Background
Type: Article

A weighted least squares approach for estimation of land surface temperature using constraint equations

Journal: Photogrammetric Engineering and Remote Sensing (00991112)Year: May 2008Volume: 74Issue: Pages: 637 - 646
Momeni Shahraki M.a Saradjian M.R.
Hybrid GoldDOI:10.14358/PERS.74.5.637Language: English

Abstract

Estimation of land surface temperature and emissivity has taken on a great deal of importance in recent remote sensing studies. The estimation of temperature and emissivity from thermal radiation observations is involved with an under-determined equation set. In this study, an approach is proposed to overcome the problem based on statistical theory of observations and error propagation. First, the under-determined radiance equations have been completed using two NDVI-based equations for the mean and difference emissivities as constraint equations. The two added constraint equations provide the possibility of weighted least squares solution to estimate temperature and emissivity from the over-determined equation set simultaneously.
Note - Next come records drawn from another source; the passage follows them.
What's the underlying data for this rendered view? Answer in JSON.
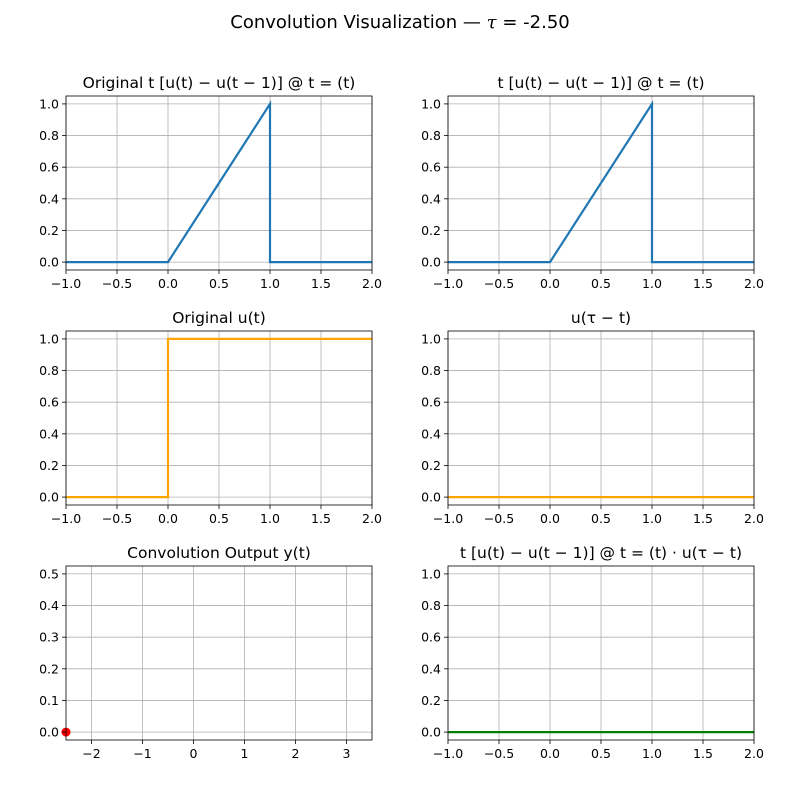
{
  "figure": {
    "title_prefix": "Convolution Visualization — ",
    "title_symbol": "τ",
    "title_suffix": " = -2.50"
  },
  "chart_data": [
    {
      "id": "p1",
      "type": "line",
      "title": "Original t [u(t) − u(t − 1)] @ t = (t)",
      "xlim": [
        -1.0,
        2.0
      ],
      "ylim": [
        -0.05,
        1.05
      ],
      "xticks": [
        -1.0,
        -0.5,
        0.0,
        0.5,
        1.0,
        1.5,
        2.0
      ],
      "xtick_labels": [
        "−1.0",
        "−0.5",
        "0.0",
        "0.5",
        "1.0",
        "1.5",
        "2.0"
      ],
      "yticks": [
        0.0,
        0.2,
        0.4,
        0.6,
        0.8,
        1.0
      ],
      "ytick_labels": [
        "0.0",
        "0.2",
        "0.4",
        "0.6",
        "0.8",
        "1.0"
      ],
      "grid": true,
      "series": [
        {
          "color": "#1f77b4",
          "x": [
            -1.0,
            0.0,
            1.0,
            1.0,
            2.0
          ],
          "y": [
            0.0,
            0.0,
            1.0,
            0.0,
            0.0
          ]
        }
      ]
    },
    {
      "id": "p2",
      "type": "line",
      "title": "t [u(t) − u(t − 1)] @ t = (t)",
      "xlim": [
        -1.0,
        2.0
      ],
      "ylim": [
        -0.05,
        1.05
      ],
      "xticks": [
        -1.0,
        -0.5,
        0.0,
        0.5,
        1.0,
        1.5,
        2.0
      ],
      "xtick_labels": [
        "−1.0",
        "−0.5",
        "0.0",
        "0.5",
        "1.0",
        "1.5",
        "2.0"
      ],
      "yticks": [
        0.0,
        0.2,
        0.4,
        0.6,
        0.8,
        1.0
      ],
      "ytick_labels": [
        "0.0",
        "0.2",
        "0.4",
        "0.6",
        "0.8",
        "1.0"
      ],
      "grid": true,
      "series": [
        {
          "color": "#1f77b4",
          "x": [
            -1.0,
            0.0,
            1.0,
            1.0,
            2.0
          ],
          "y": [
            0.0,
            0.0,
            1.0,
            0.0,
            0.0
          ]
        }
      ]
    },
    {
      "id": "p3",
      "type": "line",
      "title": "Original u(t)",
      "xlim": [
        -1.0,
        2.0
      ],
      "ylim": [
        -0.05,
        1.05
      ],
      "xticks": [
        -1.0,
        -0.5,
        0.0,
        0.5,
        1.0,
        1.5,
        2.0
      ],
      "xtick_labels": [
        "−1.0",
        "−0.5",
        "0.0",
        "0.5",
        "1.0",
        "1.5",
        "2.0"
      ],
      "yticks": [
        0.0,
        0.2,
        0.4,
        0.6,
        0.8,
        1.0
      ],
      "ytick_labels": [
        "0.0",
        "0.2",
        "0.4",
        "0.6",
        "0.8",
        "1.0"
      ],
      "grid": true,
      "series": [
        {
          "color": "#ffa500",
          "x": [
            -1.0,
            0.0,
            0.0,
            2.0
          ],
          "y": [
            0.0,
            0.0,
            1.0,
            1.0
          ]
        }
      ]
    },
    {
      "id": "p4",
      "type": "line",
      "title": "u(τ − t)",
      "xlim": [
        -1.0,
        2.0
      ],
      "ylim": [
        -0.05,
        1.05
      ],
      "xticks": [
        -1.0,
        -0.5,
        0.0,
        0.5,
        1.0,
        1.5,
        2.0
      ],
      "xtick_labels": [
        "−1.0",
        "−0.5",
        "0.0",
        "0.5",
        "1.0",
        "1.5",
        "2.0"
      ],
      "yticks": [
        0.0,
        0.2,
        0.4,
        0.6,
        0.8,
        1.0
      ],
      "ytick_labels": [
        "0.0",
        "0.2",
        "0.4",
        "0.6",
        "0.8",
        "1.0"
      ],
      "grid": true,
      "series": [
        {
          "color": "#ffa500",
          "x": [
            -1.0,
            2.0
          ],
          "y": [
            0.0,
            0.0
          ]
        }
      ]
    },
    {
      "id": "p5",
      "type": "scatter",
      "title": "Convolution Output y(t)",
      "xlim": [
        -2.5,
        3.5
      ],
      "ylim": [
        -0.025,
        0.525
      ],
      "xticks": [
        -2,
        -1,
        0,
        1,
        2,
        3
      ],
      "xtick_labels": [
        "−2",
        "−1",
        "0",
        "1",
        "2",
        "3"
      ],
      "yticks": [
        0.0,
        0.1,
        0.2,
        0.3,
        0.4,
        0.5
      ],
      "ytick_labels": [
        "0.0",
        "0.1",
        "0.2",
        "0.3",
        "0.4",
        "0.5"
      ],
      "grid": true,
      "points": [
        {
          "color": "#ff0000",
          "x": -2.5,
          "y": 0.0
        }
      ]
    },
    {
      "id": "p6",
      "type": "line",
      "title": "t [u(t) − u(t − 1)] @ t = (t) · u(τ − t)",
      "xlim": [
        -1.0,
        2.0
      ],
      "ylim": [
        -0.05,
        1.05
      ],
      "xticks": [
        -1.0,
        -0.5,
        0.0,
        0.5,
        1.0,
        1.5,
        2.0
      ],
      "xtick_labels": [
        "−1.0",
        "−0.5",
        "0.0",
        "0.5",
        "1.0",
        "1.5",
        "2.0"
      ],
      "yticks": [
        0.0,
        0.2,
        0.4,
        0.6,
        0.8,
        1.0
      ],
      "ytick_labels": [
        "0.0",
        "0.2",
        "0.4",
        "0.6",
        "0.8",
        "1.0"
      ],
      "grid": true,
      "series": [
        {
          "color": "#008000",
          "x": [
            -1.0,
            2.0
          ],
          "y": [
            0.0,
            0.0
          ]
        }
      ]
    }
  ]
}
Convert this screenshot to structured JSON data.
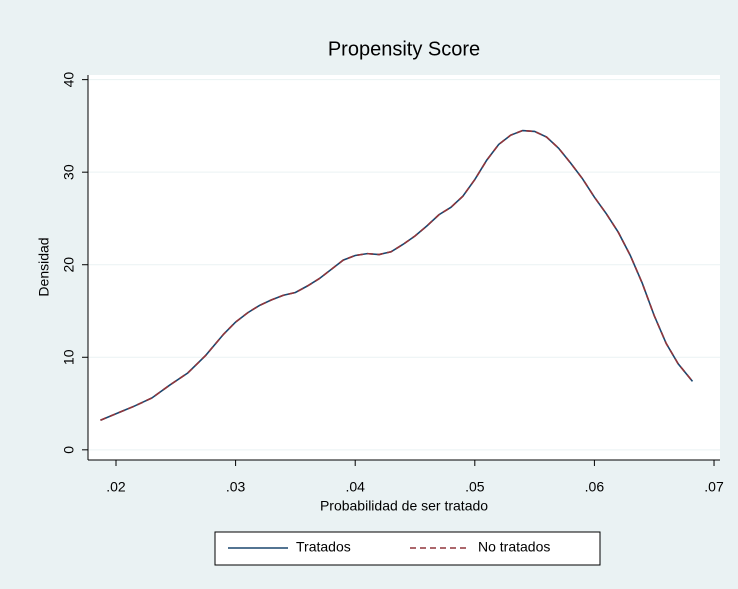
{
  "chart_data": {
    "type": "line",
    "title": "Propensity Score",
    "xlabel": "Probabilidad de ser tratado",
    "ylabel": "Densidad",
    "x": [
      0.0187,
      0.02,
      0.0215,
      0.023,
      0.0245,
      0.026,
      0.0275,
      0.029,
      0.03,
      0.031,
      0.032,
      0.033,
      0.034,
      0.035,
      0.036,
      0.037,
      0.038,
      0.039,
      0.04,
      0.041,
      0.042,
      0.043,
      0.044,
      0.045,
      0.046,
      0.047,
      0.048,
      0.049,
      0.05,
      0.051,
      0.052,
      0.053,
      0.054,
      0.055,
      0.056,
      0.057,
      0.058,
      0.059,
      0.06,
      0.061,
      0.062,
      0.063,
      0.064,
      0.065,
      0.066,
      0.067,
      0.0682
    ],
    "series": [
      {
        "name": "Tratados",
        "color": "#1a476f",
        "dash": false,
        "values": [
          3.2,
          3.9,
          4.7,
          5.6,
          7.0,
          8.3,
          10.2,
          12.5,
          13.8,
          14.8,
          15.6,
          16.2,
          16.7,
          17.0,
          17.7,
          18.5,
          19.5,
          20.5,
          21.0,
          21.2,
          21.1,
          21.4,
          22.2,
          23.1,
          24.2,
          25.4,
          26.2,
          27.4,
          29.2,
          31.3,
          33.0,
          34.0,
          34.5,
          34.4,
          33.8,
          32.6,
          31.0,
          29.3,
          27.3,
          25.5,
          23.5,
          21.0,
          18.0,
          14.5,
          11.5,
          9.3,
          7.4
        ]
      },
      {
        "name": "No tratados",
        "color": "#90353b",
        "dash": true,
        "values": [
          3.2,
          3.9,
          4.7,
          5.6,
          7.0,
          8.3,
          10.2,
          12.5,
          13.8,
          14.8,
          15.6,
          16.2,
          16.7,
          17.0,
          17.7,
          18.5,
          19.5,
          20.5,
          21.0,
          21.2,
          21.1,
          21.4,
          22.2,
          23.1,
          24.2,
          25.4,
          26.2,
          27.4,
          29.2,
          31.3,
          33.0,
          34.0,
          34.5,
          34.4,
          33.8,
          32.6,
          31.0,
          29.3,
          27.3,
          25.5,
          23.5,
          21.0,
          18.0,
          14.5,
          11.5,
          9.3,
          7.4
        ]
      }
    ],
    "xlim": [
      0.01766,
      0.0705
    ],
    "ylim": [
      -1.1,
      40.5
    ],
    "xticks": [
      {
        "value": 0.02,
        "label": ".02"
      },
      {
        "value": 0.03,
        "label": ".03"
      },
      {
        "value": 0.04,
        "label": ".04"
      },
      {
        "value": 0.05,
        "label": ".05"
      },
      {
        "value": 0.06,
        "label": ".06"
      },
      {
        "value": 0.07,
        "label": ".07"
      }
    ],
    "yticks": [
      0,
      10,
      20,
      30,
      40
    ],
    "grid": true,
    "legend": "bottom"
  }
}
The weights have been calculated based on the uncertainty of each of the equations. The weighting basis of the proposed approach allows statistical control on the uncertainties. The advantages of the weighted least squares solution which is contributed by this study are weighted observations used in the solution, the uncertainty considerations of the used observations, uncertainty propagation control, statistical standard deviation estimation for the unknowns, statistical quality control criteria, and the opportunity of systematic error detection. The numerical efficiency of the proposed approach is examined using a great number of simulated sample data. Then, the proposed approach is validated using the in situ measurements of land surface temperature. The validations accompanied by some statistical tests represent the acceptable performance and accuracy of the proposed approach (approximately 0.5°K for LST standard deviation and approximately 0.0075 for standard deviation of the bands 31 and 32 emissivities). In addition, the simplicity and robustness of the proposed approach may be regarded as a considerable achievement. © 2008 American Society for Photogrammetry and Remote Sensing.